While today's celebration was so low key as to be almost non-existent, I gave a lot of thought to my own mother and hers; my grandmother who died 15 years ago. I picked up the phone and left messages for my two favourite aunts as well, one of whom phoned me back for a chat. Three thousand miles and a 5-hour time difference, mean nothing these days, when communication by phone and email is instantaneous.
The five of us women, from both sides of my family, are connected by a thread that winds itself from London to New Jersey, New York and Florida and through time: my aunt's birth being my grandmother's first experience of motherhood, my birth being my mother's first experience of motherhood, and my daughter's birth being mine. For my Aunt Eleanore, who isn't related to me by blood, having been married to my father's uncle, the connection is one of love, brought to life by my parents, who gave me the opportunity to know her.
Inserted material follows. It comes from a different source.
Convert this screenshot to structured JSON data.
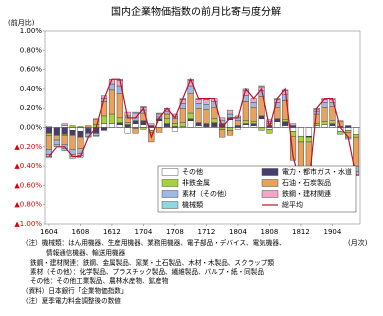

These women, especially my Mom, are there for me when I need them, as I hope to be for them if they ever need me.
Do I sound old-fashioned and overly sentimental? Maybe I am. I don't really care. I wish I had understood more about this bond when I was younger, lazier, more easily irritated, less thoughtful and less. Maybe it takes half a lifetime to learn these lessons and the other half to teach them to your own children. I know that it being Mother's Day didn't figure large enough in my children's eyes to banish the usual arguments about cleaning up their room and eating their food at dinner. But it was in my mind when my son asked me to paint his face like a tiger, which I did with bronzing gel, black mascara and brown eyeliner. He was thrilled and his enthusiasm made all of us smile. It was in my mind when I refolded all of my daughter's clothes this morning without yelling, and when she helped me tidy my cluttered desk area this afternoon. Sometimes love is best seen in the smallest gestures, rather than anything grandiose.
Oh, and not forgotten this evening; the small gesture that came in the form of my Dad's phone call when he first woke up this morning, to wish me a Happy Mother's Day. It touched me in a very big way. Father's Day is just around the corner on Sunday, the 21st of June, on both sides of the Atlantic Ocean. Hopefully, his grandchildren and I will do justice to it.